The outcomes and savings from the Discharge to Assess model were requested.  It was explained that the data collected may not be in the same as previously so may not provide a reliable comparison, and that it is difficult to make accurate estimates of savings. 


A question was asked on the level of preparation before elective surgery to plan for an early discharge post surgery.  In response, the Committee was informed that there was early discharge planning, but more can be done and organisations where learning all the time.


Several questions were asked on the recruitment and retention of care workers.  It was explained that providers try to incentivise with training packages, wages and retention bonuses, the Council could encourage and facilitate these but could not offer them directly because they are not Council employees.  The Sustainability Transformation Plan (STP) was looking at ways to improve recruitment and retention in the longer term, including working with schools and colleges for future planning.  Further questions were asked on the encouragement given to young people to become the care provision.

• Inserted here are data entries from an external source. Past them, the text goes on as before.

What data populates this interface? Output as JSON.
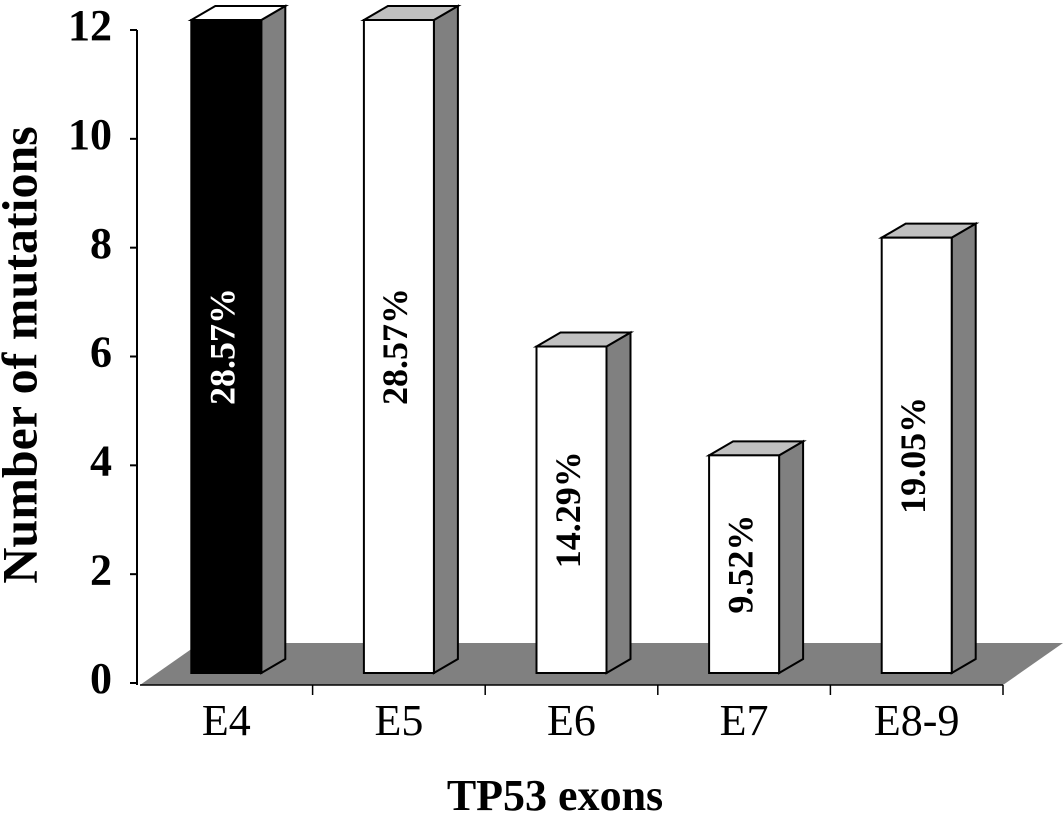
{
  "chart_data": {
    "type": "bar3d",
    "x_label": "TP53 exons",
    "y_label": "Number of mutations",
    "categories": [
      "E4",
      "E5",
      "E6",
      "E7",
      "E8-9"
    ],
    "values": [
      12,
      12,
      6,
      4,
      8
    ],
    "percent_labels": [
      "28.57%",
      "28.57%",
      "14.29%",
      "9.52%",
      "19.05%"
    ],
    "colors": [
      "#000000",
      "#ffffff",
      "#ffffff",
      "#ffffff",
      "#ffffff"
    ],
    "ylim": [
      0,
      12
    ],
    "yticks": [
      0,
      2,
      4,
      6,
      8,
      10,
      12
    ]
  }
}
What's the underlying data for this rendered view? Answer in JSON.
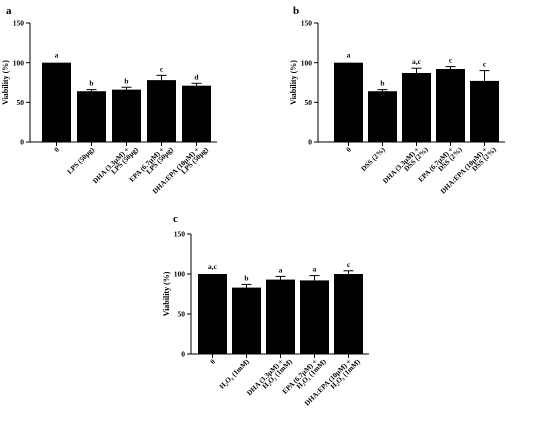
{
  "chart_data": [
    {
      "panel": "a",
      "type": "bar",
      "ylabel": "Viability (%)",
      "ylim": [
        0,
        150
      ],
      "yticks": [
        0,
        50,
        100,
        150
      ],
      "categories": [
        [
          "0"
        ],
        [
          "LPS (50µg)"
        ],
        [
          "DHA (3.3µM) +",
          "LPS (50µg)"
        ],
        [
          "EPA (6.7µM) +",
          "LPS (50µg)"
        ],
        [
          "DHA:EPA (10µM) +",
          "LPS (50µg)"
        ]
      ],
      "values": [
        100,
        64,
        66,
        78,
        71
      ],
      "errors": [
        0,
        2,
        3,
        6,
        3
      ],
      "significance": [
        "a",
        "b",
        "b",
        "c",
        "d"
      ]
    },
    {
      "panel": "b",
      "type": "bar",
      "ylabel": "Viability (%)",
      "ylim": [
        0,
        150
      ],
      "yticks": [
        0,
        50,
        100,
        150
      ],
      "categories": [
        [
          "0"
        ],
        [
          "DSS (2%)"
        ],
        [
          "DHA (3.3µM) +",
          "DSS (2%)"
        ],
        [
          "EPA (6.7µM) +",
          "DSS (2%)"
        ],
        [
          "DHA:EPA (10µM) +",
          "DSS (2%)"
        ]
      ],
      "values": [
        100,
        64,
        87,
        92,
        77
      ],
      "errors": [
        0,
        2,
        6,
        3,
        13
      ],
      "significance": [
        "a",
        "b",
        "a,c",
        "c",
        "c"
      ]
    },
    {
      "panel": "c",
      "type": "bar",
      "ylabel": "Viability (%)",
      "ylim": [
        0,
        150
      ],
      "yticks": [
        0,
        50,
        100,
        150
      ],
      "categories": [
        [
          "0"
        ],
        [
          "H₂O₂ (1mM)"
        ],
        [
          "DHA (3.3µM) +",
          "H₂O₂ (1mM)"
        ],
        [
          "EPA (6.7µM) +",
          "H₂O₂ (1mM)"
        ],
        [
          "DHA:EPA (10µM) +",
          "H₂O₂ (1mM)"
        ]
      ],
      "values": [
        100,
        83,
        93,
        92,
        100
      ],
      "errors": [
        0,
        4,
        4,
        6,
        4
      ],
      "significance": [
        "a,c",
        "b",
        "a",
        "a",
        "c"
      ]
    }
  ]
}
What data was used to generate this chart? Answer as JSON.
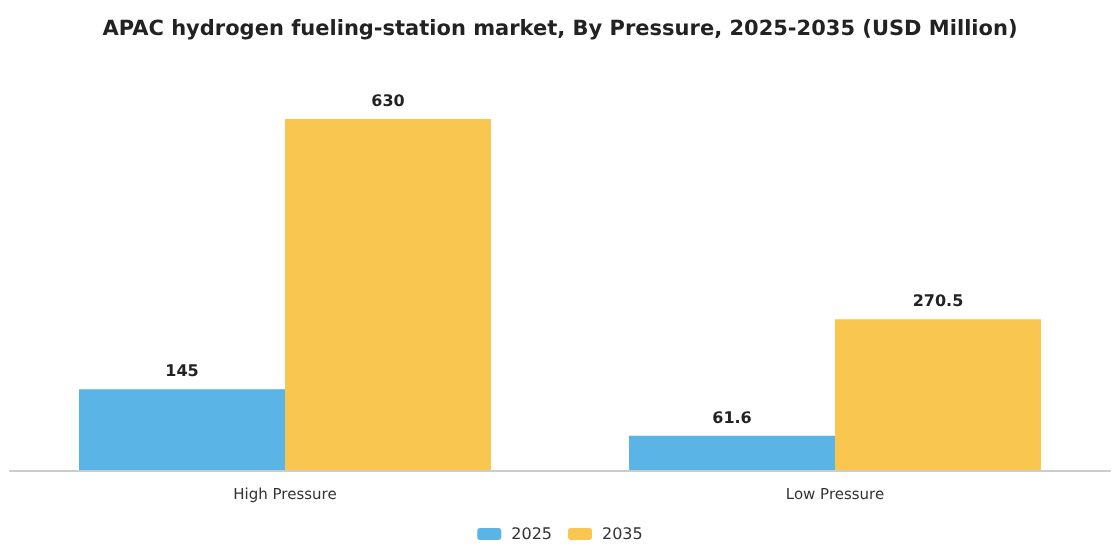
{
  "chart_data": {
    "type": "bar",
    "title": "APAC hydrogen fueling-station market, By Pressure, 2025-2035 (USD Million)",
    "categories": [
      "High Pressure",
      "Low Pressure"
    ],
    "series": [
      {
        "name": "2025",
        "color": "#5ab4e5",
        "values": [
          145,
          61.6
        ]
      },
      {
        "name": "2035",
        "color": "#f9c64f",
        "values": [
          630,
          270.5
        ]
      }
    ],
    "data_labels": true,
    "legend": "bottom",
    "grid": false
  }
}
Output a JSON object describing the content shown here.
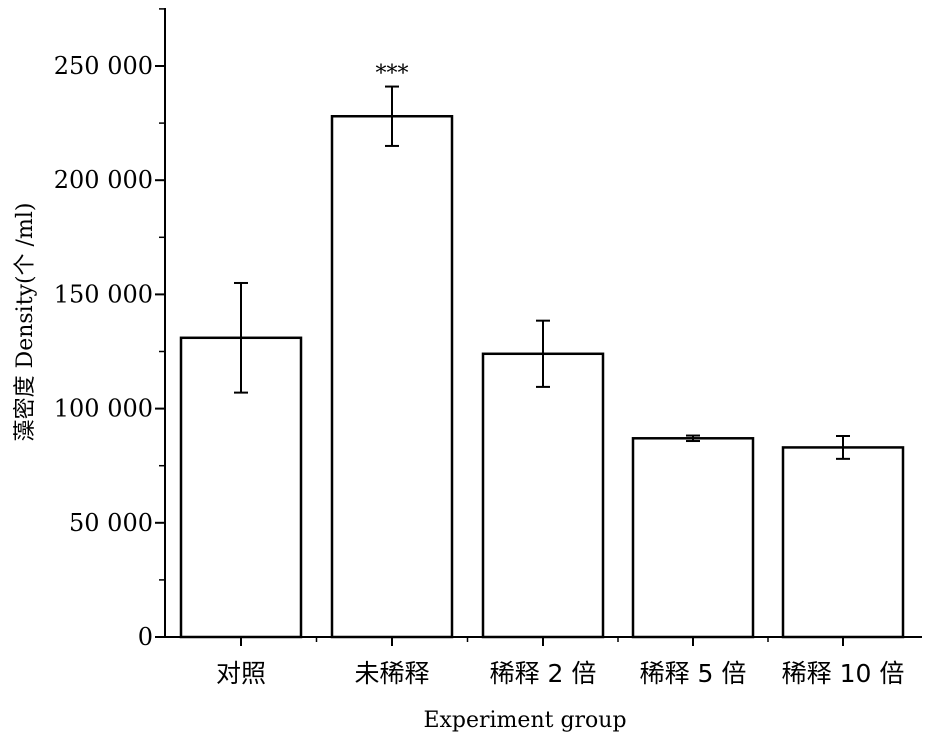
{
  "chart_data": {
    "type": "bar",
    "categories": [
      "对照",
      "未稀释",
      "稀释 2 倍",
      "稀释 5 倍",
      "稀释 10 倍"
    ],
    "values": [
      131000,
      228000,
      124000,
      87000,
      83000
    ],
    "errors": [
      24000,
      13000,
      14500,
      1200,
      5000
    ],
    "annotations": [
      {
        "category_index": 1,
        "text": "***"
      }
    ],
    "xlabel": "Experiment group",
    "ylabel": "藻密度 Density(个 /ml)",
    "ylim": [
      0,
      275000
    ],
    "yticks": [
      0,
      50000,
      100000,
      150000,
      200000,
      250000
    ],
    "ytick_labels": [
      "0",
      "50 000",
      "100 000",
      "150 000",
      "200 000",
      "250 000"
    ],
    "grid": false,
    "legend": "none",
    "bar_fill": "#ffffff",
    "bar_stroke": "#000000"
  }
}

The quality of care homes was questioned, particularly with the increase in demand for good quality beds that may be commissioned by the CCG following the North Staffordshire consultation proposals: how could a higher quality of care and appropriate capacity and levels of staffing be assured?  The Committee was reminded that the outcomes of the consultation could not be pre-empted, but work was already underway to improve standards.  The procurement and letting of contracts would include long term monitoring and quality assurance.  The Chairman reminded the Committee that the Joint Staffordshire and Stoke on Trent Health Scrutiny Committee was due to meet on the 13 February and the 11 March 2019.


A Member asked how aspirational the 80/20 (80% of discharges for acute hospitals which should be simple and timely and 20% complex and requiring further support) and 70/30 (70% should receive reablement and support at home with fewer than 30% requiring a community bed) targets were and how close we were to meeting these.  In response to the question, it was explained that the 80/20 and 70/30 were based on current practice and aspiration.  Royal Stoke was running at 82/18  and approximately 70/30 with the County Hospital having higher proportions of complex and bed based discharges.  The figures reflect local demographics and frailty as well as clinical practice and risk management.


Home First services were having a positive effect on delayed discharge figures in the South of the County.  Members requested information on the numbers of admissions to each of the out of county hospitals from the South of the County for both planned and urgent care.


RESOLVED: That the following information be requested:

a)    The outcomes and savings from Discharge to Assess.

b)    Numbers of admissions to each of the out of county hospitals from the South of the County for both planned and urgent care, and the numbers of delayed discharges for each of the out of county hospitals.